Key idea

Most high-dim data lives on a lower-dim "shape". A photo has millions of pixels, but only a few hundred numbers can describe most of what's in it. Dimensionality reduction finds those few numbers.

Slide θ to spin the projection axis — watch the 1D histogram widen and narrow; "Find PC1" snaps to the max-variance angle
θ = 0°

PCA is exactly this game played analytically: find the axis that maximises projected variance. The faint indigo cross-hairs are the principal axes the model found (PC1 and PC2); the orange axis is yours to spin. When yours matches PC1, the histogram is at its widest. The number under it is what people mean by "captured variance" — for the tilted dataset, one component recovers ~90% of the structure.

Two reasons to do this. First, visualization: you can't plot 50 dimensions, but you can plot 2. Algorithms like t-SNE and UMAP project high-dim data into 2D in a way that preserves which points are near each other.

Second, compression and denoising: removing noise dimensions can make downstream models faster and sometimes more accurate. PCA is the classical workhorse here — it finds the directions of greatest variance and projects onto them.

Reach for it when

  • Visualizing high-dim data in 2D / 3D
  • Speeding up downstream models on high-dim features
  • Removing redundant correlated features
  • Feature engineering for tabular ML

Skip it when

  • You need every feature to be interpretable — projected dimensions are mixes
  • Each feature already carries unique signal (no redundancy)
  • You're modelling images / text — let the model learn the embedding
  • You need to reconstruct the original space exactly
from sklearn.decomposition import PCA
from sklearn.preprocessing import StandardScaler

# Standardize first — PCA is variance-based, scale-sensitive
X_scaled = StandardScaler().fit_transform(X)

pca = PCA(n_components=2).fit(X_scaled)
X_2d = pca.transform(X_scaled)

print(f"Explained variance: {pca.explained_variance_ratio_}")
print(f"Cumulative:          {pca.explained_variance_ratio_.cumsum()}")
Want PCA's math and the t-SNE / UMAP story?
PCA via SVD $$ X_{\text{centered}} \;=\; U \Sigma V^\top, \qquad \text{principal components} = V_{:,1{:}k} $$
  • Vright singular vectors — the principal directions in feature space
  • Σsingular values — magnitudes; squared ∝ variance along each direction
  • Top k columns of V give the best k-dim linear approximation in the L2 sense

PCA finds the linear projection that preserves the most variance. It's optimal under squared-error loss, fast (closed form via SVD), interpretable (each component is a weighted combination of original features), and computes uncertainty / reconstruction errors. Downside: linear only — can't unfold curved manifolds.

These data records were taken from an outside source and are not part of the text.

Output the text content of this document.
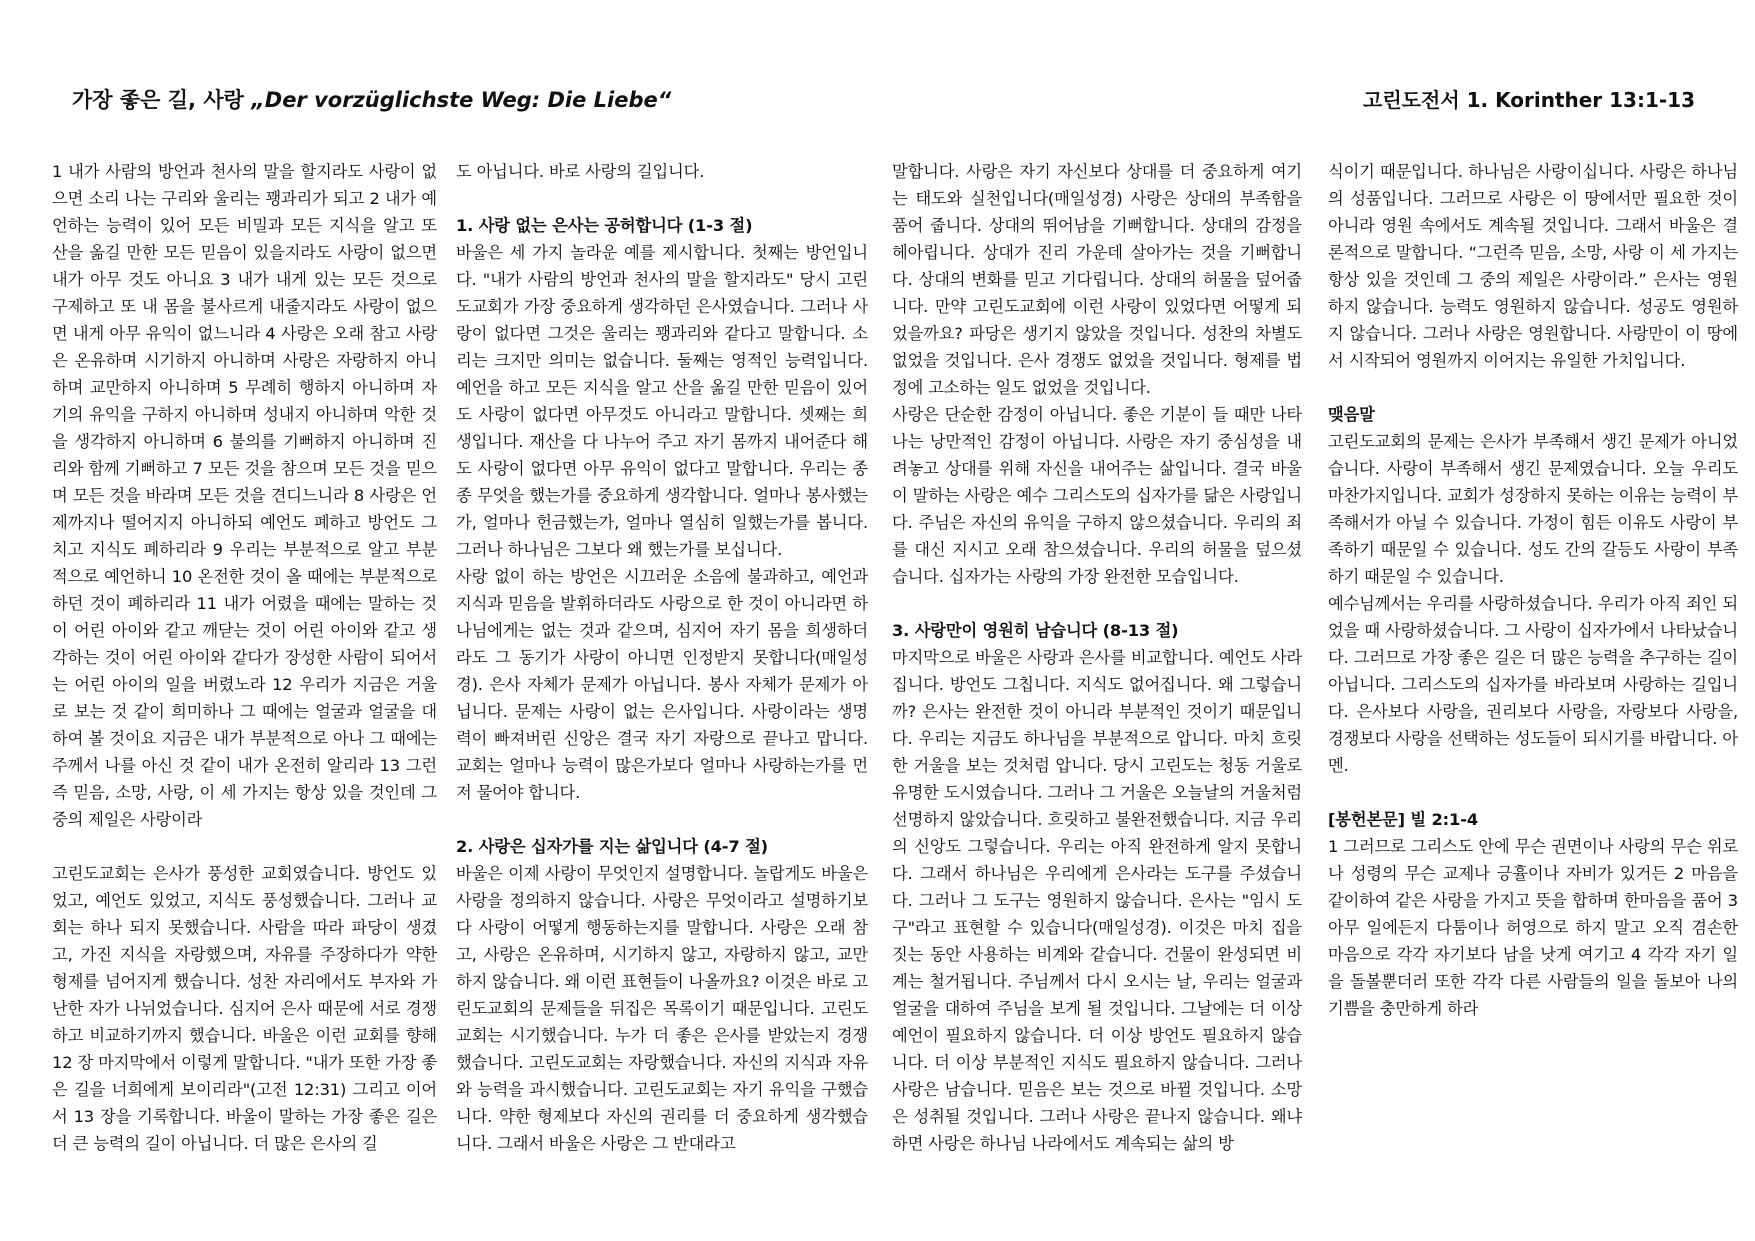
가장 좋은 길, 사랑 „Der vorzüglichste Weg: Die Liebe“	고린도전서 1. Korinther 13:1-13

1 내가 사람의 방언과 천사의 말을 할지라도 사랑이 없으면 소리 나는 구리와 울리는 꽹과리가 되고 2 내가 예언하는 능력이 있어 모든 비밀과 모든 지식을 알고 또 산을 옮길 만한 모든 믿음이 있을지라도 사랑이 없으면 내가 아무 것도 아니요 3 내가 내게 있는 모든 것으로 구제하고 또 내 몸을 불사르게 내줄지라도 사랑이 없으면 내게 아무 유익이 없느니라 4 사랑은 오래 참고 사랑은 온유하며 시기하지 아니하며 사랑은 자랑하지 아니하며 교만하지 아니하며 5 무례히 행하지 아니하며 자기의 유익을 구하지 아니하며 성내지 아니하며 악한 것을 생각하지 아니하며 6 불의를 기뻐하지 아니하며 진리와 함께 기뻐하고 7 모든 것을 참으며 모든 것을 믿으며 모든 것을 바라며 모든 것을 견디느니라 8 사랑은 언제까지나 떨어지지 아니하되 예언도 폐하고 방언도 그치고 지식도 폐하리라 9 우리는 부분적으로 알고 부분적으로 예언하니 10 온전한 것이 올 때에는 부분적으로 하던 것이 폐하리라 11 내가 어렸을 때에는 말하는 것이 어린 아이와 같고 깨닫는 것이 어린 아이와 같고 생각하는 것이 어린 아이와 같다가 장성한 사람이 되어서는 어린 아이의 일을 버렸노라 12 우리가 지금은 거울로 보는 것 같이 희미하나 그 때에는 얼굴과 얼굴을 대하여 볼 것이요 지금은 내가 부분적으로 아나 그 때에는 주께서 나를 아신 것 같이 내가 온전히 알리라 13 그런즉 믿음, 소망, 사랑, 이 세 가지는 항상 있을 것인데 그 중의 제일은 사랑이라

고린도교회는 은사가 풍성한 교회였습니다. 방언도 있었고, 예언도 있었고, 지식도 풍성했습니다. 그러나 교회는 하나 되지 못했습니다. 사람을 따라 파당이 생겼고, 가진 지식을 자랑했으며, 자유를 주장하다가 약한 형제를 넘어지게 했습니다. 성찬 자리에서도 부자와 가난한 자가 나뉘었습니다. 심지어 은사 때문에 서로 경쟁하고 비교하기까지 했습니다. 바울은 이런 교회를 향해 12 장 마지막에서 이렇게 말합니다. "내가 또한 가장 좋은 길을 너희에게 보이리라"(고전 12:31) 그리고 이어서 13 장을 기록합니다. 바울이 말하는 가장 좋은 길은 더 큰 능력의 길이 아닙니다. 더 많은 은사의 길

도 아닙니다. 바로 사랑의 길입니다.

1. 사랑 없는 은사는 공허합니다 (1-3 절)

바울은 세 가지 놀라운 예를 제시합니다. 첫째는 방언입니다. "내가 사람의 방언과 천사의 말을 할지라도" 당시 고린도교회가 가장 중요하게 생각하던 은사였습니다. 그러나 사랑이 없다면 그것은 울리는 꽹과리와 같다고 말합니다. 소리는 크지만 의미는 없습니다. 둘째는 영적인 능력입니다. 예언을 하고 모든 지식을 알고 산을 옮길 만한 믿음이 있어도 사랑이 없다면 아무것도 아니라고 말합니다. 셋째는 희생입니다. 재산을 다 나누어 주고 자기 몸까지 내어준다 해도 사랑이 없다면 아무 유익이 없다고 말합니다. 우리는 종종 무엇을 했는가를 중요하게 생각합니다. 얼마나 봉사했는가, 얼마나 헌금했는가, 얼마나 열심히 일했는가를 봅니다. 그러나 하나님은 그보다 왜 했는가를 보십니다.

사랑 없이 하는 방언은 시끄러운 소음에 불과하고, 예언과 지식과 믿음을 발휘하더라도 사랑으로 한 것이 아니라면 하나님에게는 없는 것과 같으며, 심지어 자기 몸을 희생하더라도 그 동기가 사랑이 아니면 인정받지 못합니다(매일성경). 은사 자체가 문제가 아닙니다. 봉사 자체가 문제가 아닙니다. 문제는 사랑이 없는 은사입니다. 사랑이라는 생명력이 빠져버린 신앙은 결국 자기 자랑으로 끝나고 맙니다. 교회는 얼마나 능력이 많은가보다 얼마나 사랑하는가를 먼저 물어야 합니다.

2. 사랑은 십자가를 지는 삶입니다 (4-7 절)

바울은 이제 사랑이 무엇인지 설명합니다. 놀랍게도 바울은 사랑을 정의하지 않습니다. 사랑은 무엇이라고 설명하기보다 사랑이 어떻게 행동하는지를 말합니다. 사랑은 오래 참고, 사랑은 온유하며, 시기하지 않고, 자랑하지 않고, 교만하지 않습니다. 왜 이런 표현들이 나올까요? 이것은 바로 고린도교회의 문제들을 뒤집은 목록이기 때문입니다. 고린도교회는 시기했습니다. 누가 더 좋은 은사를 받았는지 경쟁했습니다. 고린도교회는 자랑했습니다. 자신의 지식과 자유와 능력을 과시했습니다. 고린도교회는 자기 유익을 구했습니다. 약한 형제보다 자신의 권리를 더 중요하게 생각했습니다. 그래서 바울은 사랑은 그 반대라고

말합니다. 사랑은 자기 자신보다 상대를 더 중요하게 여기는 태도와 실천입니다(매일성경) 사랑은 상대의 부족함을 품어 줍니다. 상대의 뛰어남을 기뻐합니다. 상대의 감정을 헤아립니다. 상대가 진리 가운데 살아가는 것을 기뻐합니다. 상대의 변화를 믿고 기다립니다. 상대의 허물을 덮어줍니다. 만약 고린도교회에 이런 사랑이 있었다면 어떻게 되었을까요? 파당은 생기지 않았을 것입니다. 성찬의 차별도 없었을 것입니다. 은사 경쟁도 없었을 것입니다. 형제를 법정에 고소하는 일도 없었을 것입니다.

사랑은 단순한 감정이 아닙니다. 좋은 기분이 들 때만 나타나는 낭만적인 감정이 아닙니다. 사랑은 자기 중심성을 내려놓고 상대를 위해 자신을 내어주는 삶입니다. 결국 바울이 말하는 사랑은 예수 그리스도의 십자가를 닮은 사랑입니다. 주님은 자신의 유익을 구하지 않으셨습니다. 우리의 죄를 대신 지시고 오래 참으셨습니다. 우리의 허물을 덮으셨습니다. 십자가는 사랑의 가장 완전한 모습입니다.

3. 사랑만이 영원히 남습니다 (8-13 절)

마지막으로 바울은 사랑과 은사를 비교합니다. 예언도 사라집니다. 방언도 그칩니다. 지식도 없어집니다. 왜 그렇습니까? 은사는 완전한 것이 아니라 부분적인 것이기 때문입니다. 우리는 지금도 하나님을 부분적으로 압니다. 마치 흐릿한 거울을 보는 것처럼 압니다. 당시 고린도는 청동 거울로 유명한 도시였습니다. 그러나 그 거울은 오늘날의 거울처럼 선명하지 않았습니다. 흐릿하고 불완전했습니다. 지금 우리의 신앙도 그렇습니다. 우리는 아직 완전하게 알지 못합니다. 그래서 하나님은 우리에게 은사라는 도구를 주셨습니다. 그러나 그 도구는 영원하지 않습니다. 은사는 "임시 도구"라고 표현할 수 있습니다(매일성경). 이것은 마치 집을 짓는 동안 사용하는 비계와 같습니다. 건물이 완성되면 비계는 철거됩니다. 주님께서 다시 오시는 날, 우리는 얼굴과 얼굴을 대하여 주님을 보게 될 것입니다. 그날에는 더 이상 예언이 필요하지 않습니다. 더 이상 방언도 필요하지 않습니다. 더 이상 부분적인 지식도 필요하지 않습니다. 그러나 사랑은 남습니다. 믿음은 보는 것으로 바뀔 것입니다. 소망은 성취될 것입니다. 그러나 사랑은 끝나지 않습니다. 왜냐하면 사랑은 하나님 나라에서도 계속되는 삶의 방

식이기 때문입니다. 하나님은 사랑이십니다. 사랑은 하나님의 성품입니다. 그러므로 사랑은 이 땅에서만 필요한 것이 아니라 영원 속에서도 계속될 것입니다. 그래서 바울은 결론적으로 말합니다. “그런즉 믿음, 소망, 사랑 이 세 가지는 항상 있을 것인데 그 중의 제일은 사랑이라.” 은사는 영원하지 않습니다. 능력도 영원하지 않습니다. 성공도 영원하지 않습니다. 그러나 사랑은 영원합니다. 사랑만이 이 땅에서 시작되어 영원까지 이어지는 유일한 가치입니다.

맺음말

고린도교회의 문제는 은사가 부족해서 생긴 문제가 아니었습니다. 사랑이 부족해서 생긴 문제였습니다. 오늘 우리도 마찬가지입니다. 교회가 성장하지 못하는 이유는 능력이 부족해서가 아닐 수 있습니다. 가정이 힘든 이유도 사랑이 부족하기 때문일 수 있습니다. 성도 간의 갈등도 사랑이 부족하기 때문일 수 있습니다.

예수님께서는 우리를 사랑하셨습니다. 우리가 아직 죄인 되었을 때 사랑하셨습니다. 그 사랑이 십자가에서 나타났습니다. 그러므로 가장 좋은 길은 더 많은 능력을 추구하는 길이 아닙니다. 그리스도의 십자가를 바라보며 사랑하는 길입니다. 은사보다 사랑을, 권리보다 사랑을, 자랑보다 사랑을, 경쟁보다 사랑을 선택하는 성도들이 되시기를 바랍니다. 아멘.

[봉헌본문] 빌 2:1-4

1 그러므로 그리스도 안에 무슨 권면이나 사랑의 무슨 위로나 성령의 무슨 교제나 긍휼이나 자비가 있거든 2 마음을 같이하여 같은 사랑을 가지고 뜻을 합하며 한마음을 품어 3 아무 일에든지 다툼이나 허영으로 하지 말고 오직 겸손한 마음으로 각각 자기보다 남을 낫게 여기고 4 각각 자기 일을 돌볼뿐더러 또한 각각 다른 사람들의 일을 돌보아 나의 기쁨을 충만하게 하라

t-SNE models pairwise similarities in high-dim space as Gaussian, in low-dim space as Student-t (heavier tails). Minimizes KL divergence between the two. Preserves local neighborhood structure beautifully but distorts global distances. Stochastic — different runs give different layouts. Don't use for downstream modelling, only visualization.

UMAP is t-SNE's faster successor. Builds a fuzzy topological graph, then optimizes a low-dim embedding to match it. Faster than t-SNE, better at preserving global structure, deterministic-ish with a seed. Has become the default visualization method for embeddings.

ICA (Independent Component Analysis) finds projections that are statistically independent, not just uncorrelated. Recovers true source signals when they're non-Gaussian — classic application is blind source separation (the "cocktail party problem").

Reach for it when

  • PCA: denoising, decorrelating features for downstream models
  • t-SNE / UMAP: 2D visualization of high-dim embeddings
  • ICA: recovering independent sources (EEG, audio separation)
  • You need to compress before clustering or kNN

Skip it when

  • You need to preserve global distances exactly (t-SNE / UMAP distort them)
  • Non-linear structure with no global trend (PCA fails)
  • Features are sparse — PCA densifies and destroys sparsity benefits
  • Embeddings will be used as features downstream — t-SNE / UMAP outputs aren't designed for that
from sklearn.decomposition import PCA
from sklearn.manifold import TSNE
import umap

# Reduce to 50 dims with PCA first — t-SNE / UMAP are slow on raw high-dim data
X_pca = PCA(n_components=50, random_state=0).fit_transform(X)

# Then non-linear embedding to 2D
X_tsne = TSNE(n_components=2, perplexity=30, init="pca", random_state=0).fit_transform(X_pca)
X_umap = umap.UMAP(n_components=2, n_neighbors=15, min_dist=0.1, random_state=0).fit_transform(X_pca)

# PCA -> t-SNE / UMAP is the standard recipe for visualizing image / text embeddings
Want the manifold view, autoencoders, and pitfalls?
Probabilistic PCA $$ \mathbf{x} \;=\; W\,\mathbf{z} + \boldsymbol{\mu} + \boldsymbol{\varepsilon}, \quad \mathbf{z} \sim \mathcal{N}(0, I),\; \boldsymbol{\varepsilon} \sim \mathcal{N}(0, \sigma^2 I) $$
  • PCA = max-likelihood limit (σ² → 0) of this latent-variable model
  • Generalizes to factor analysis, mixture-of-PPCA, and variational autoencoders

PCA pitfalls. (1) Scale matters — components are dominated by high-variance features unless you standardize. (2) Linear only — fails on curved manifolds like the Swiss roll. (3) Outliers can hijack the top components — use robust PCA (decomposition into low-rank + sparse) if outliers are a concern.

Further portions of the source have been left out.